Downsizing our snow removal ops and have 2 Blizzard PH1 810's and possibly one 760HD all in very good condition. Also have numerous undercarriages for various makes and models. Truck and plow side harnesses, quite a few new parts and pieces, think there is a damaged 810 for parts, used pump/valve block assembly, etc. PM if you are looking for anything and will check to see if we have it and will take pics for you. Flexible on pricing, the more you buy the cheaper the prices!

Plows only start at $2,500 each, may be less depending if they need edges.


----------



## Lawn 'N' Order (Sep 12, 2008)

Where are you located?


----------



## 98Chevy2500 (Nov 27, 2005)

Lawn 'N' Order said:


> Where are you located?


15 min from Cincy OH


----------



## Maclawnco (Nov 21, 2002)

I dont need blades but I'll take any parts, undercarriages, or harnesses the blade buyer(s) doesnt want.


----------



## 98Chevy2500 (Nov 27, 2005)

OK, I'll let you know. Anything in particular you're looking for?


----------



## dieselss (Jan 3, 2008)

Any controllers?
Plow wiring harnesses.
Valves?


----------



## 98Chevy2500 (Nov 27, 2005)

dieselss said:


> Any controllers?
> Plow wiring harnesses.
> Valves?


Yes, to controllers, need to check how many before splitting plows/accessories. What style? 810 or straight?

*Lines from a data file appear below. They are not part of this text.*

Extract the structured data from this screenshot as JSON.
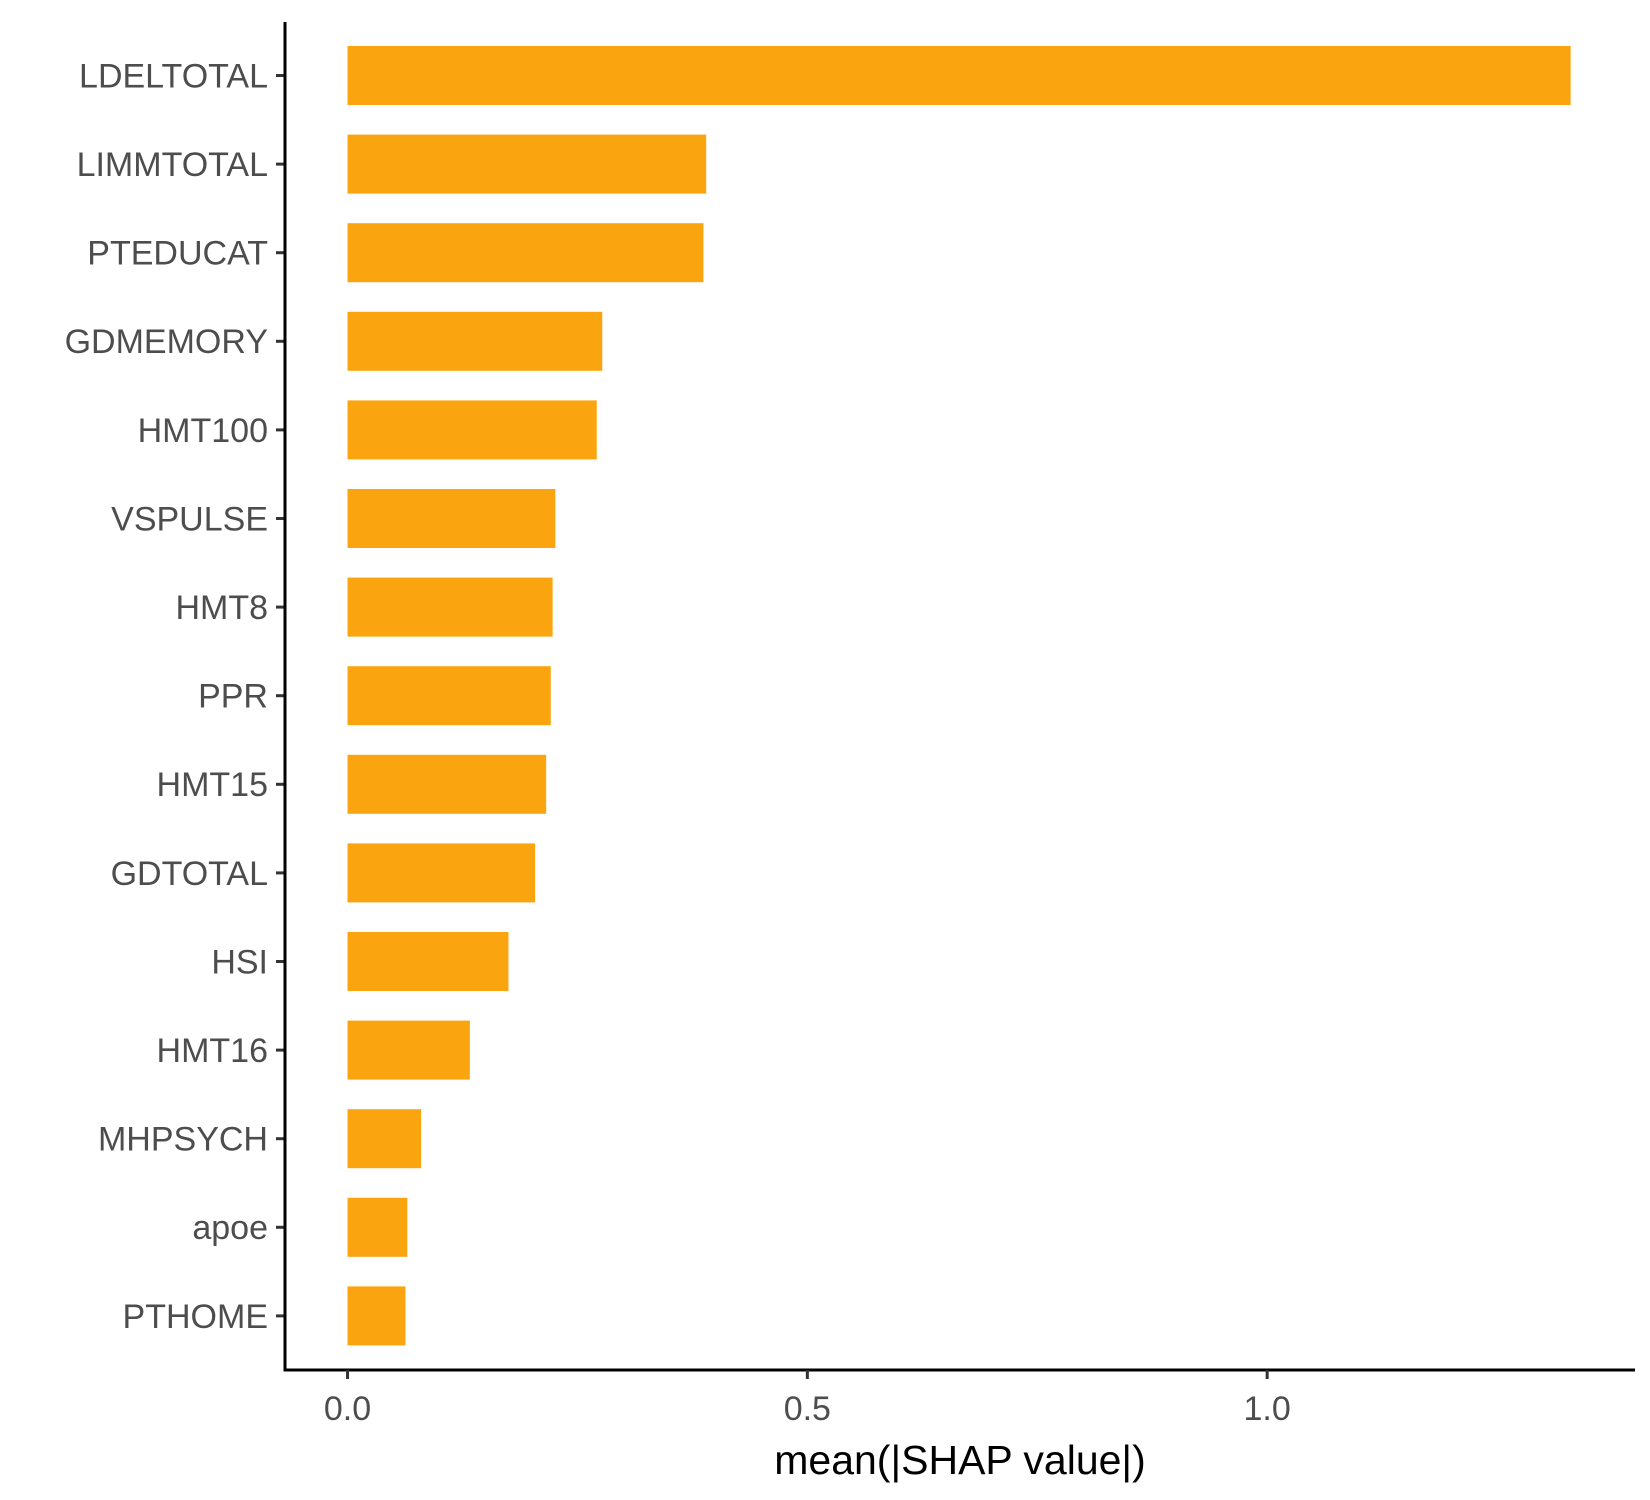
{
  "chart_data": {
    "type": "bar",
    "orientation": "horizontal",
    "categories": [
      "LDELTOTAL",
      "LIMMTOTAL",
      "PTEDUCAT",
      "GDMEMORY",
      "HMT100",
      "VSPULSE",
      "HMT8",
      "PPR",
      "HMT15",
      "GDTOTAL",
      "HSI",
      "HMT16",
      "MHPSYCH",
      "apoe",
      "PTHOME"
    ],
    "values": [
      1.33,
      0.39,
      0.387,
      0.277,
      0.271,
      0.226,
      0.223,
      0.221,
      0.216,
      0.204,
      0.175,
      0.133,
      0.08,
      0.065,
      0.063
    ],
    "xlabel": "mean(|SHAP value|)",
    "ylabel": "",
    "title": "",
    "xlim": [
      -0.068,
      1.4
    ],
    "x_ticks": [
      "0.0",
      "0.5",
      "1.0"
    ],
    "x_tick_values": [
      0,
      0.5,
      1.0
    ],
    "bar_color": "#FAA50F",
    "grid": false,
    "legend": "none"
  }
}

New and used plow and truck side harnesses.

Not sure on valves, think there are some solenoids floating around though.

Any part numbers in particular?


----------



## dieselss (Jan 3, 2008)

98Chevy2500 said:


> Any part numbers in particular?


No just looking to have a few on hand.
And 810
Any pics of the plows by chance?


----------



## 98Chevy2500 (Nov 27, 2005)

dieselss said:


> No just looking to have a few on hand.
> And 810
> Any pics of the plows by chance?


Started sorting through parts this weekend....what a mess

Have one new each plow side and truck side harness. Numerous used but in good condition truck side harnesses (one was on backup truck, never had a plow plugged in to it.) Several used plow side harnesses but doubtfull that all the pins are there, will have to look closer.

No valves, but have a couple solenoids.

Have at least one extra controller, could be a shoebox or "pistol grip". still have more to sort through on that shelf.

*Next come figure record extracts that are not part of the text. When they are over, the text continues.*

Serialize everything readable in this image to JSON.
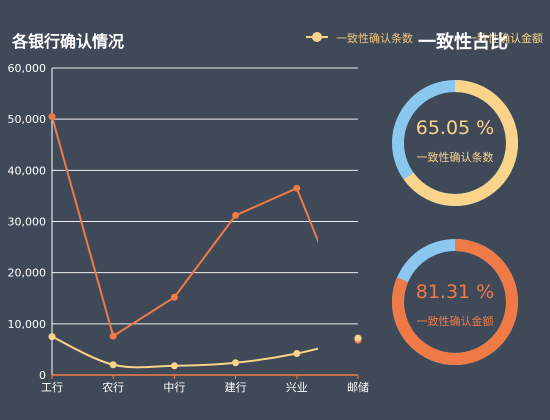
{
  "title": "各银行确认情况",
  "ratio_title": "一致性占比",
  "legend": [
    {
      "label": "一致性确认条数",
      "color": "#f9d48a"
    },
    {
      "label": "一致性确认金额",
      "color": "#f07a45"
    }
  ],
  "chart_data": {
    "type": "line",
    "categories": [
      "工行",
      "农行",
      "中行",
      "建行",
      "兴业",
      "邮储"
    ],
    "ylim": [
      0,
      60000
    ],
    "yticks": [
      "0",
      "10,000",
      "20,000",
      "30,000",
      "40,000",
      "50,000",
      "60,000"
    ],
    "series": [
      {
        "name": "一致性确认金额",
        "color": "#f07a45",
        "smooth": false,
        "values": [
          50500,
          7600,
          15200,
          31200,
          36500,
          6800
        ]
      },
      {
        "name": "一致性确认条数",
        "color": "#f9d48a",
        "smooth": true,
        "values": [
          7500,
          2000,
          1800,
          2400,
          4200,
          7200
        ]
      }
    ]
  },
  "donuts": [
    {
      "percent_text": "65.05 %",
      "percent": 65.05,
      "label": "一致性确认条数",
      "main_color": "#f9d48a",
      "rest_color": "#8bc8f0",
      "text_color": "#f9d48a"
    },
    {
      "percent_text": "81.31 %",
      "percent": 81.31,
      "label": "一致性确认金额",
      "main_color": "#f07a45",
      "rest_color": "#8bc8f0",
      "text_color": "#f07a45"
    }
  ]
}
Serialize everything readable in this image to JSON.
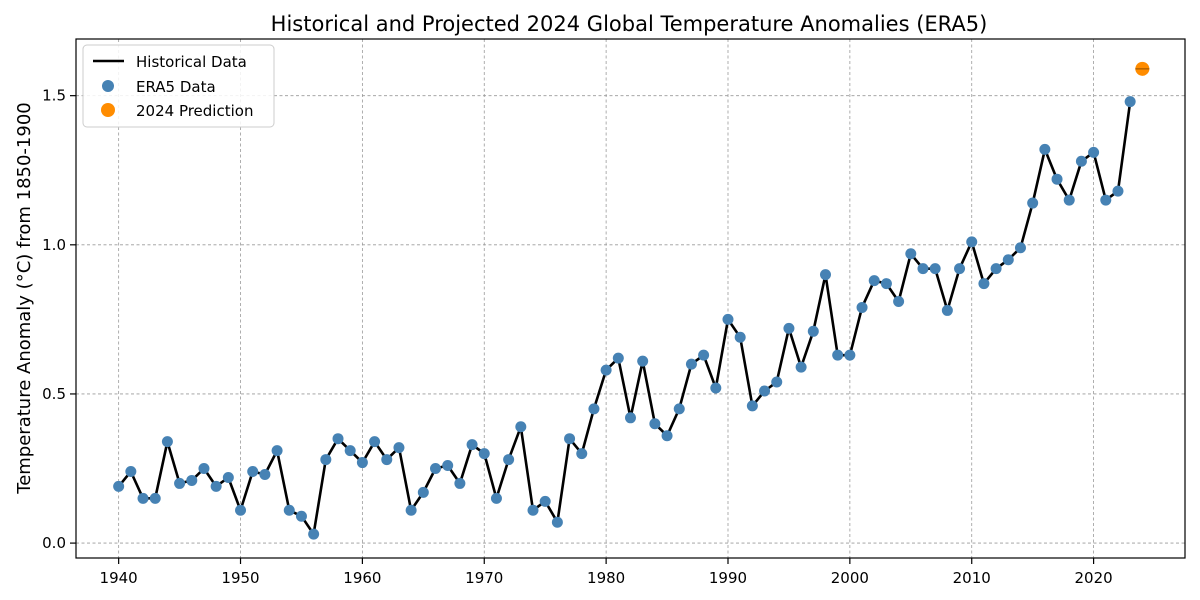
{
  "chart_data": {
    "type": "line",
    "title": "Historical and Projected 2024 Global Temperature Anomalies (ERA5)",
    "xlabel": "",
    "ylabel": "Temperature Anomaly (°C) from 1850-1900",
    "xlim": [
      1936.5,
      2027.5
    ],
    "ylim": [
      -0.05,
      1.69
    ],
    "x_ticks": [
      1940,
      1950,
      1960,
      1970,
      1980,
      1990,
      2000,
      2010,
      2020
    ],
    "x_tick_labels": [
      "1940",
      "1950",
      "1960",
      "1970",
      "1980",
      "1990",
      "2000",
      "2010",
      "2020"
    ],
    "y_ticks": [
      0.0,
      0.5,
      1.0,
      1.5
    ],
    "y_tick_labels": [
      "0.0",
      "0.5",
      "1.0",
      "1.5"
    ],
    "grid": true,
    "legend_position": "top-left",
    "series": [
      {
        "name": "Historical Data",
        "kind": "line",
        "color": "#000000",
        "x": [
          1940,
          1941,
          1942,
          1943,
          1944,
          1945,
          1946,
          1947,
          1948,
          1949,
          1950,
          1951,
          1952,
          1953,
          1954,
          1955,
          1956,
          1957,
          1958,
          1959,
          1960,
          1961,
          1962,
          1963,
          1964,
          1965,
          1966,
          1967,
          1968,
          1969,
          1970,
          1971,
          1972,
          1973,
          1974,
          1975,
          1976,
          1977,
          1978,
          1979,
          1980,
          1981,
          1982,
          1983,
          1984,
          1985,
          1986,
          1987,
          1988,
          1989,
          1990,
          1991,
          1992,
          1993,
          1994,
          1995,
          1996,
          1997,
          1998,
          1999,
          2000,
          2001,
          2002,
          2003,
          2004,
          2005,
          2006,
          2007,
          2008,
          2009,
          2010,
          2011,
          2012,
          2013,
          2014,
          2015,
          2016,
          2017,
          2018,
          2019,
          2020,
          2021,
          2022,
          2023
        ],
        "values": [
          0.19,
          0.24,
          0.15,
          0.15,
          0.34,
          0.2,
          0.21,
          0.25,
          0.19,
          0.22,
          0.11,
          0.24,
          0.23,
          0.31,
          0.11,
          0.09,
          0.03,
          0.28,
          0.35,
          0.31,
          0.27,
          0.34,
          0.28,
          0.32,
          0.11,
          0.17,
          0.25,
          0.26,
          0.2,
          0.33,
          0.3,
          0.15,
          0.28,
          0.39,
          0.11,
          0.14,
          0.07,
          0.35,
          0.3,
          0.45,
          0.58,
          0.62,
          0.42,
          0.61,
          0.4,
          0.36,
          0.45,
          0.6,
          0.63,
          0.52,
          0.75,
          0.69,
          0.46,
          0.51,
          0.54,
          0.72,
          0.59,
          0.71,
          0.9,
          0.63,
          0.63,
          0.79,
          0.88,
          0.87,
          0.81,
          0.97,
          0.92,
          0.92,
          0.78,
          0.92,
          1.01,
          0.87,
          0.92,
          0.95,
          0.99,
          1.14,
          1.32,
          1.22,
          1.15,
          1.28,
          1.31,
          1.15,
          1.18,
          1.48
        ]
      },
      {
        "name": "ERA5 Data",
        "kind": "scatter",
        "color": "#4682b4",
        "same_as": "Historical Data"
      },
      {
        "name": "2024 Prediction",
        "kind": "scatter",
        "color": "#ff8c00",
        "x": [
          2024
        ],
        "values": [
          1.59
        ]
      }
    ]
  }
}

Lots of small misc parts, one used powerpack/valve body for sure...

Undercarriages include at least one 99-07 Superduty (maybe 2 or more), one off of a 05 GMC 3500 4x4, one from a late 80's early 90's ford.

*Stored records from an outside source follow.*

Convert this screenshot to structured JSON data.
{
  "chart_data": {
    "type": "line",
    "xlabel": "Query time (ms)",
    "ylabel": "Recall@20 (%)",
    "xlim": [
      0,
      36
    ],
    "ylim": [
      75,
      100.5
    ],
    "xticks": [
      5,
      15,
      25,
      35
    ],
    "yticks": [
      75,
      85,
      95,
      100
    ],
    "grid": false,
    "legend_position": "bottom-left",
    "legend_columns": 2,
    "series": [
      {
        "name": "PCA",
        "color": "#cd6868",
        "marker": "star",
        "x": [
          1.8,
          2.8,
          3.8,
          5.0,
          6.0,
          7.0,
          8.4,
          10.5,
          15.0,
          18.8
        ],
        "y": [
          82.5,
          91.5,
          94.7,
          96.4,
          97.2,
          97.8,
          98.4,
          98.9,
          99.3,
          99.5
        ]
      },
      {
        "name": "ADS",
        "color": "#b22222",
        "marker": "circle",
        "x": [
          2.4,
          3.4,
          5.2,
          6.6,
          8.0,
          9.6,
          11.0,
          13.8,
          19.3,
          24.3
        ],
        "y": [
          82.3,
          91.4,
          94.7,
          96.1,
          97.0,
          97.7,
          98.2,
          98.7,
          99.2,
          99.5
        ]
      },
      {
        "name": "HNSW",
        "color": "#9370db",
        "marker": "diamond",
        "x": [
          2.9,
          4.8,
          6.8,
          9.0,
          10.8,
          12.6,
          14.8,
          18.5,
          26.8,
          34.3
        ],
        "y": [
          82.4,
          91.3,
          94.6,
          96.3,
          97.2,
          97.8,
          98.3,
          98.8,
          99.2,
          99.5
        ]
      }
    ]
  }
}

Waiting for a buyer to pickup a v-box this week, then will be able to pull plows off the rack and take pics.


----------



## Maclawnco (Nov 21, 2002)

Ill take your truck side and plow side harnesses. Dont need any of the mounts


----------



## fastjohnny (Nov 14, 2002)

What would you want for the O5 GMC mount?


----------



## 98Chevy2500 (Nov 27, 2005)

fastjohnny said:


> What would you want for the O5 GMC mount?


Check your pm's


----------